Dalam masyarakat yang mengakui keesaan Tuhan sebagai sang sumber hidup, anak didik semestinya belajar memahami bahwa kemartiran sesungguhnya merupakan ekpresi terdalam sebuah keyakinan iman yang fondasi utamanya adalah penghargaan atas hidup itu sendiri. Kemartiran sejati bukanlah bom bunuh diri yang mengajak orang lain mati suci, seolah diri adalah Tuhan, sang penentu hidup mati orang lain. Kemartiran sejati adalah kesediaan untuk memberikan diri secara total bagi berlangsungnya kehidupan orang lain secara pribadi maupun sebagai sebuah masyarakat.

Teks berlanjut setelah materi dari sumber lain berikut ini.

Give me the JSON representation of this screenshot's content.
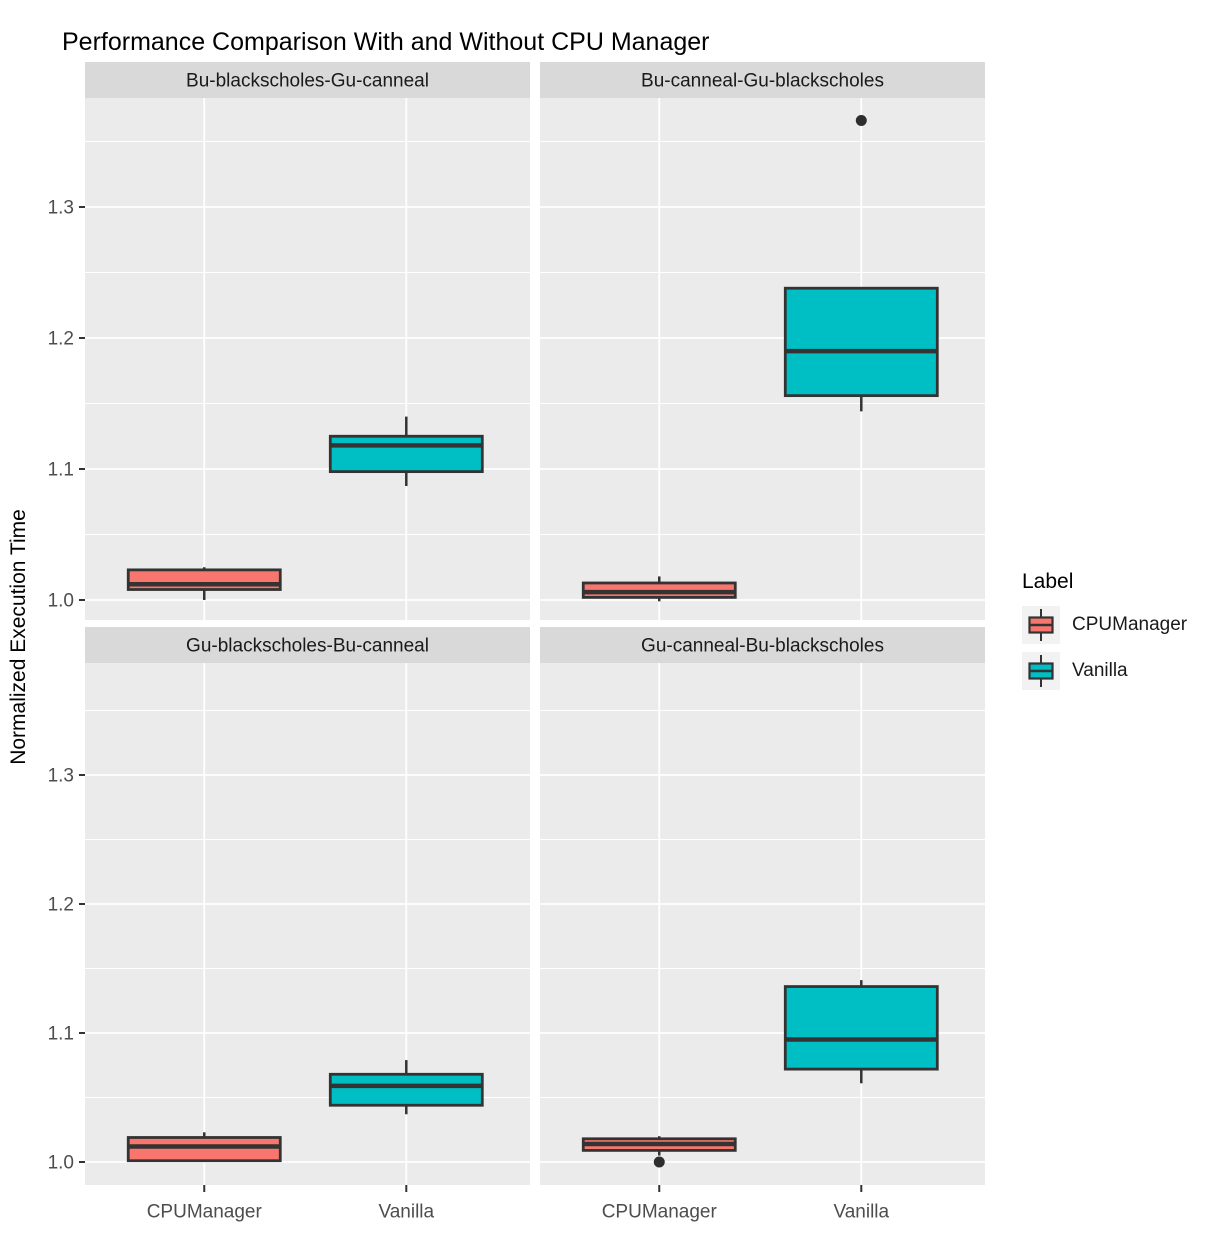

Kemartiran Riyanto, pemuda NU yang menyelamatkan umat kristen yang sedang beribadah, kemartiran Romo Dewanto yang melindungi jemaat di Gereja Suai, Timor-Timur, kemartiran Munir sang pembela orang-orang hilang, dll, merupakan contoh kemartiran lokal yang sesungguhnya menjadi saksi bahwa kemartiran otentik seperti ini dapat terwujud di negeri kita dan bukanlah impian semata. Teladan kemartiran seperti ini bukanlah sebuah ide di atas awang-awang yang tidak memiliki relevansi dan dampak berhadapan dengan berbagai macam krisis multi dimensi yang dihadapi oleh bangsa kita.
Bagi sebuah masyarakat yang semakin beradap, memupuk sebuah keyakinan dalam diri setiap anak didik bahwa nilai-nilai luhur religiusitas, seperti pengorbanan diri, jerih payah dan pelayanan total demi kepentingan orang banyak, kejujuran, belaskasih, pengampunan, merupakan bagian dari keluhuran nilai-nilai demokrasi yang sesungguhnya masih ada, masih relevan, dan masih dapat diraih dalam menciptakan sebuah masyarakat yang semakin menghargai kemartabatan setiap orang sebagai sesama ciptaan Tuhan.
Pembela kehidupan
Tepatlah, jika K.H. Hasyim Muzadi mengatakan bahwa terorisme bukanlah karakter bangsa kita. Jika terorisme akhir-akhir ini mencoreng muka kita sehingga kita menjadi bangsa yang tidak memiliki kepribadian, atau malahan dicap sebagai bangsa yang menyemai teroris, mungkin baik jika kita kembali bercermin pada para pahlawan kemanusiaan, para martir kita seperti Riyanto, Romo Dewanto, Munir, dan masih banyak lagi yang menjalani kemartiran tersembunyi yang tak perlu secara gegap gempita dirayakan sebab hidup manusia itu sendiri akan menjadi saksi paling jujur atas kesahihan kemartiran seseorang.
Teladan para pembela hidup dan kemartabatan manusia ini semestinya menjadi pedagogi rohani bagi setiap orang dalam memurnikan keaslian pengalaman imannya dalam masyarakat yang mengakui keesaan Tuhan, di mana keadilan dan keberadaban manusia merupakan jaminan nyata dan bukti dihargainya keluhuran hidup manusia itu sendiri di hadapan Tuhan dan sesama. Semoga!
Doni Koesoema, A. Penulis adalah mahasiswa jurusan Pedagogi Sekolah dan Pengembangan Profesional pada Fakultas Ilmu Pendidikan Universitas Kepausan Salesian, Roma.